Category: SSAC

Feb 25

SSAC Issues New Report On DDoS Attacks Against DNS

SSAC logoWhat can be done to prevent Distributed Denial of Service (DDoS) attacks against the DNS infrastructure? What can individuals or organizations who operate DNS servers do to their own systems to help reduce the threat of DDoS attacks?   ICANN’s Security and Stability Advisory Committee (SSAC) took on this issue recently and released a new report this week: “SAC065: SSAC Advisory on DDoS Attacks Leveraging DNS Infrastructure“.  It is available as a free PDF download in English.

While the report is not about DNSSEC, per se, it is about the overall issue of “DNS security” and outlines steps that can be taken to reduce the potential of DNS-based DDoS attacks.  This is critical if we are to get DNSSEC more widely deployed because there are some DNS server operators who have pushed back about DNSSEC citing concerns about the larger size of DNSSEC packets could help amplify DDoS attacks.

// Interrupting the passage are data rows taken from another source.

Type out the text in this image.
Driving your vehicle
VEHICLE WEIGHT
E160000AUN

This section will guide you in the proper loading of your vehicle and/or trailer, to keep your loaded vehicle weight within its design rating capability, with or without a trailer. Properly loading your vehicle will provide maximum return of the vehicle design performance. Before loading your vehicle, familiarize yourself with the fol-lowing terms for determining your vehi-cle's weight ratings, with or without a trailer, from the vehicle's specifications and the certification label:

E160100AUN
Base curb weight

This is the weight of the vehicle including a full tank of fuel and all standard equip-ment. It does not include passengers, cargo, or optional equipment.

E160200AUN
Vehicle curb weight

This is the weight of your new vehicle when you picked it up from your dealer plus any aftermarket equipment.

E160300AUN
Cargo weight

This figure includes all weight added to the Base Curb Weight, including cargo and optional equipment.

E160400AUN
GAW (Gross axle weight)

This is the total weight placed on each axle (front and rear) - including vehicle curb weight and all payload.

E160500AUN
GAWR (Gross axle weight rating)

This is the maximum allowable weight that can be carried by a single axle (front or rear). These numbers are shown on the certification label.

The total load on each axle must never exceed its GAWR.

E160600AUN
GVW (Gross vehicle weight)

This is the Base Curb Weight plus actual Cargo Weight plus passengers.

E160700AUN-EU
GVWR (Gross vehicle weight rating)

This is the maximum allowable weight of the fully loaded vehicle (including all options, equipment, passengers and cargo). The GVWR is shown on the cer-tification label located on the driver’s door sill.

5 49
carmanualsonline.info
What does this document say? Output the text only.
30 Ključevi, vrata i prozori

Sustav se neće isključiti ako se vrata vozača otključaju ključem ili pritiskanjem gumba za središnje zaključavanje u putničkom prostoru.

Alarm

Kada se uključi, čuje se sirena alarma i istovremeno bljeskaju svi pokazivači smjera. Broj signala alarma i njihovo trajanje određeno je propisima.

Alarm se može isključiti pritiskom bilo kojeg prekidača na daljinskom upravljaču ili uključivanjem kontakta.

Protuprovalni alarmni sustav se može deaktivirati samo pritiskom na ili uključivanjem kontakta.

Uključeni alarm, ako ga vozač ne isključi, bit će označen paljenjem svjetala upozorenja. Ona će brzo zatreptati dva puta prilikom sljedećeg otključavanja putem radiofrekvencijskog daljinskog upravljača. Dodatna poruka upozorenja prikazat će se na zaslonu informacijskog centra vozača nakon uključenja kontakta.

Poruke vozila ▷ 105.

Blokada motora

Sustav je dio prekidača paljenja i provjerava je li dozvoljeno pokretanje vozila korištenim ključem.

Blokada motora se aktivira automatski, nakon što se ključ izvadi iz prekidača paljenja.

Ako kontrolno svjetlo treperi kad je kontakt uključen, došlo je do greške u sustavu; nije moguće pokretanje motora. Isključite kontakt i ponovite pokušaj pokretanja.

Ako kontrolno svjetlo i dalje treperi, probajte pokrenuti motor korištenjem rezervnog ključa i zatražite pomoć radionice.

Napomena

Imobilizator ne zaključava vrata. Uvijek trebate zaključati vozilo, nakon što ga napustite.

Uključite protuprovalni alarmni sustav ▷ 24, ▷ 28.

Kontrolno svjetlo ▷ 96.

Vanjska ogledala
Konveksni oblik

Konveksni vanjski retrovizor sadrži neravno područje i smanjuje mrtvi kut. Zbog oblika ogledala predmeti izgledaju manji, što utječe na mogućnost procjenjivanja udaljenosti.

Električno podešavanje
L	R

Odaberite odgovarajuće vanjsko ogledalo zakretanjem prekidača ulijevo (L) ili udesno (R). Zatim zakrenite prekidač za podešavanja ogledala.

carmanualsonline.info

The recommendations for the industry include the following (with the report providing more detail on each):

Recommendation 2: All types of network operators should take immediate steps to prevent network address spoofing.

Recommendation 3: Recursive DNS server operators should take immediate steps to secure open recursive DNS servers.

Recommendation 4: Authoritative DNS server operators should investigate deploying authoritative response rate limiting.

Recommendation 5: DNS operators should put in place operational processes to ensure that their DNS software is regularly updated and communicate with their software vendors to keep abreast of latest developments.

Recommendation 6: Manufacturers and/or configurators of customer premise networking equipment, including home networking equipment, should take immediate steps to secure these devices and ensure that they are field upgradable when new software is available to fix security vulnerabilities, and aggressively replacing the installed base of non-upgradeable devices with upgradeable devices.

We agree with those recommendations and definitely encourage people to read the SSAC report and implement as many recommendations as possible.

Working together we can make the Internet more secure!

Nov 14

Should The Root DNSSEC Key Be Rolled? ICANN’s SSAC Issues Some Guidance

ICANN SSAC 63Should the root key of DNSSEC be rolled over?  And if so, when and under what conditions?  We’ve mentioned this discussion before and even sent in our own comments to ICANN.  After reviewing all those comments and consulting with many people, the ICANN Security and Stability Advisory Committee (SSAC) has now issued their guidance in a document, “SAC063 – SSAC Advisory on DNSSEC Key Rollover in the Root Zone“.  The document is well worth a read and explains SSAC’s thinking on a variety of issues.  For a quick summary, SSAC issued five recommendations that I would paraphrase as:

1:  ICANN and partners should immediately undertake a worldwide communications effort to publicize the root zone KSK rollover motivation and process as widely as possible.

2: ICANN staff should coordinate a testing program to analyze the behavior of validating resolvers to identify problems that could be caused the the root KSK rollover.

3: ICANN staff and the community should identify clear and objective metrics for acceptable levels of “breakage” resulting from a key rollover.

4: ICANN staff should coordinate the development of rollback procedures to be executed in case things go wrong.

5: ICANN staff should coordinate the collection of information during this KSK rollover so that lessons can be learned for future rollovers.

This SSAC report is issued in time for next week’s ICANN 48 meeting in Buenos Aires where this topic will again be in the conversation within DNSSEC circles.  ICANN has contractual requirements to roll the key within five years of the signing of the root in July 2010 and so efforts are underway to make sure this can be done in a sensible manner.